The aftermath of Hurricane Hanna is widespread and apparent in the inland and rural areas from Alice to Robstown and Calallen.

Hurricane Hanna made landfall Saturday. The storm that started out as a tropical depression quickly advanced to a Category 1 Hurricane with a water surge that affected much of the Nueces County beaches and destroyed the Bob Hall Pier.

The eye of Hanna made land fall at 5 p.m. on Padre Island and again in Kenedy County at 6:15 p.m., with maximum sustained wind speeds of 90 miles per hour. Areas received over 19 inches of rain.

Monday morning, public city work crews were cleaning up debris and AEP brought in over 2,300 workers for repairs on power lines in response to the high winds and torrential rains.
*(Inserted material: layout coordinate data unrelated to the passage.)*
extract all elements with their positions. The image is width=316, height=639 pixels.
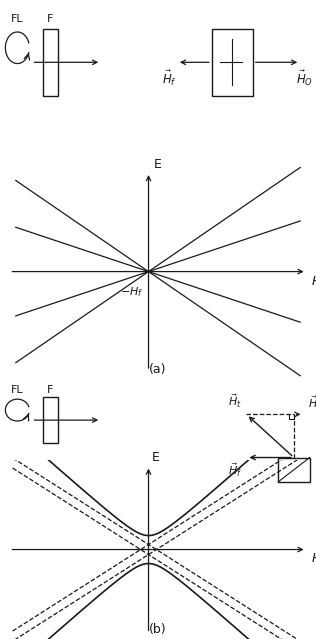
Text: (a): (a) bbox=[149, 362, 167, 376]
Text: $\vec{H}_t$: $\vec{H}_t$ bbox=[228, 392, 242, 410]
Text: $\vec{H}_O$: $\vec{H}_O$ bbox=[296, 70, 313, 88]
Text: $H_O$: $H_O$ bbox=[311, 275, 316, 289]
Text: (b): (b) bbox=[149, 623, 167, 636]
Text: E: E bbox=[153, 158, 161, 171]
Text: $\vec{H}_f$: $\vec{H}_f$ bbox=[228, 462, 242, 479]
Text: E: E bbox=[152, 451, 160, 465]
Text: $\vec{H}_O$: $\vec{H}_O$ bbox=[308, 394, 316, 412]
Bar bbox=[212, 29, 253, 95]
Bar bbox=[43, 397, 58, 443]
Text: FL: FL bbox=[11, 385, 24, 395]
Text: F: F bbox=[47, 385, 54, 395]
Text: F: F bbox=[47, 13, 54, 24]
Bar bbox=[43, 29, 58, 95]
Text: $\vec{H}_f$: $\vec{H}_f$ bbox=[161, 70, 177, 88]
Text: FL: FL bbox=[11, 13, 24, 24]
Text: $-H_f$: $-H_f$ bbox=[120, 285, 144, 299]
Text: $H_C$: $H_C$ bbox=[311, 552, 316, 567]
Bar bbox=[278, 458, 310, 482]
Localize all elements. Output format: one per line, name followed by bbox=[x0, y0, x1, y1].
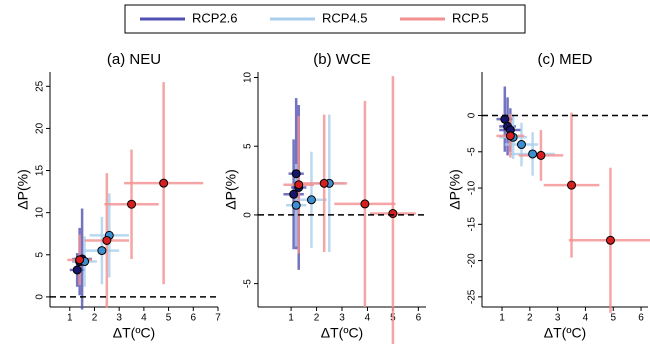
legend-label: RCP.5 bbox=[452, 10, 489, 25]
x-tick-label: 5 bbox=[610, 313, 616, 324]
y-tick-label: 0 bbox=[467, 112, 478, 118]
y-tick-label: -20 bbox=[467, 253, 478, 268]
point bbox=[536, 150, 546, 160]
y-tick-label: 10 bbox=[35, 207, 46, 219]
x-tick-label: 2 bbox=[314, 313, 320, 324]
x-tick-label: 6 bbox=[191, 313, 197, 324]
x-tick-label: 1 bbox=[67, 313, 73, 324]
point bbox=[291, 200, 301, 210]
point bbox=[159, 178, 169, 188]
point bbox=[127, 199, 137, 209]
x-tick-label: 1 bbox=[499, 313, 505, 324]
point bbox=[360, 199, 370, 209]
point bbox=[567, 180, 577, 190]
point bbox=[289, 189, 299, 199]
y-tick-label: 15 bbox=[35, 165, 46, 177]
x-tick-label: 4 bbox=[365, 313, 371, 324]
point bbox=[306, 195, 316, 205]
panel-title: (a) NEU bbox=[107, 51, 161, 68]
x-tick-label: 7 bbox=[215, 313, 221, 324]
x-tick-label: 6 bbox=[416, 313, 422, 324]
y-tick-label: -15 bbox=[467, 217, 478, 232]
y-tick-label: 0 bbox=[35, 294, 46, 300]
x-tick-label: 4 bbox=[583, 313, 589, 324]
y-tick-label: 5 bbox=[35, 252, 46, 258]
y-axis-label: ΔP(%) bbox=[15, 169, 31, 209]
point bbox=[75, 255, 85, 265]
x-tick-label: 1 bbox=[288, 313, 294, 324]
y-tick-label: -5 bbox=[467, 147, 478, 156]
x-tick-label: 3 bbox=[555, 313, 561, 324]
y-tick-label: 0 bbox=[243, 212, 254, 218]
panel-title: (b) WCE bbox=[313, 51, 371, 68]
x-tick-label: 4 bbox=[141, 313, 147, 324]
point bbox=[505, 131, 515, 141]
x-axis-label: ΔT(ºC) bbox=[544, 325, 586, 341]
y-tick-label: -5 bbox=[243, 279, 254, 288]
legend-box bbox=[124, 4, 526, 34]
y-tick-label: 25 bbox=[35, 80, 46, 92]
x-axis-label: ΔT(ºC) bbox=[321, 325, 363, 341]
x-tick-label: 3 bbox=[339, 313, 345, 324]
point bbox=[528, 149, 538, 159]
x-tick-label: 2 bbox=[527, 313, 533, 324]
point bbox=[319, 178, 329, 188]
y-axis-label: ΔP(%) bbox=[447, 169, 463, 209]
x-tick-label: 2 bbox=[92, 313, 98, 324]
point bbox=[294, 180, 304, 190]
legend-label: RCP4.5 bbox=[322, 10, 368, 25]
point bbox=[388, 209, 398, 219]
y-tick-label: 10 bbox=[243, 71, 254, 83]
x-tick-label: 3 bbox=[116, 313, 122, 324]
y-tick-label: -10 bbox=[467, 180, 478, 195]
x-tick-label: 6 bbox=[638, 313, 644, 324]
point bbox=[291, 169, 301, 179]
x-tick-label: 5 bbox=[166, 313, 172, 324]
y-tick-label: 5 bbox=[243, 143, 254, 149]
y-tick-label: 20 bbox=[35, 122, 46, 134]
point bbox=[516, 140, 526, 150]
y-tick-label: -25 bbox=[467, 289, 478, 304]
point bbox=[605, 235, 615, 245]
y-axis-label: ΔP(%) bbox=[223, 169, 239, 209]
legend-label: RCP2.6 bbox=[192, 10, 238, 25]
point bbox=[97, 246, 107, 256]
point bbox=[72, 265, 82, 275]
x-axis-label: ΔT(ºC) bbox=[113, 325, 155, 341]
point bbox=[102, 235, 112, 245]
panel-title: (c) MED bbox=[538, 51, 593, 68]
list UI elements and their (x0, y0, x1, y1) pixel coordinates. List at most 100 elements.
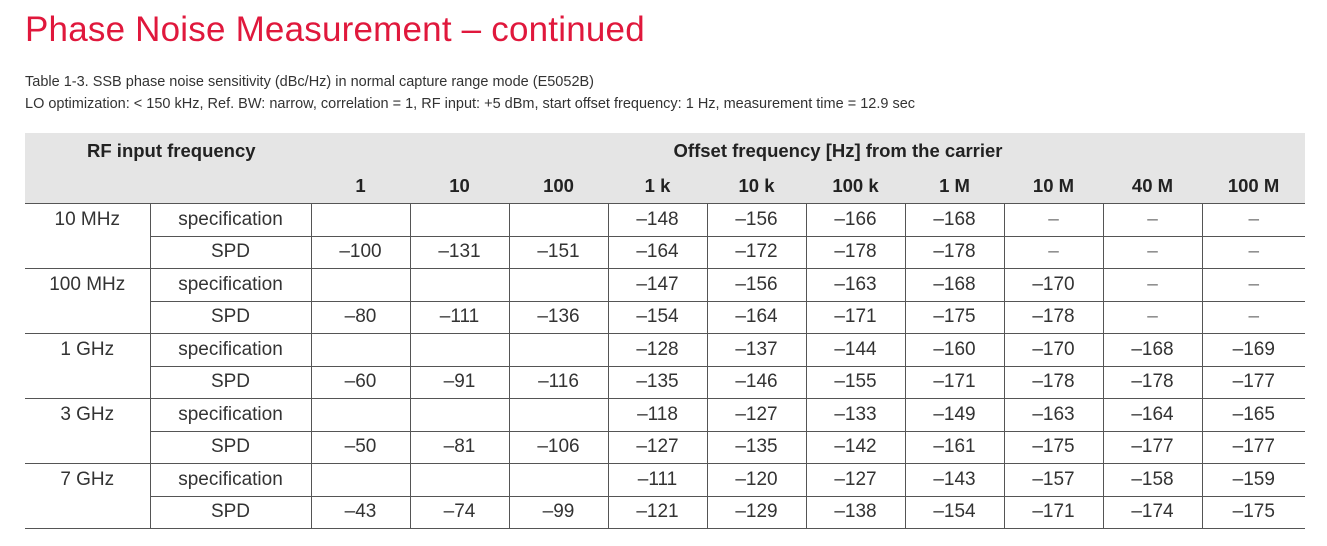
value-cell: –168 (904, 203, 1004, 237)
value-cell: –178 (1003, 301, 1103, 334)
value-cell: –174 (1102, 496, 1202, 529)
value-cell: – (1201, 203, 1306, 237)
value-cell: –127 (805, 463, 905, 497)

Monday afternoon, 4,000 local customers were still without power.

Juan Acuna, the Jim Wells County Emergency Coordinator said that Alice received 2.53 inches of rain and peak wind gusts of 47 mph, and similarly Robstown received 2.32 inches of rain with peak wind gusts of 47 mph.

While Alice and Robstown didn’t receive the damage expected the rain flood streets and many residents lost power.

Published news reports have rainfall associated with Hurricane Hannah hitting South Texas until Wednesday.

The parking lot at Home Depot on 13202 Leopard St. is soaked from the downpour rain system produced by Hurricane Hanna.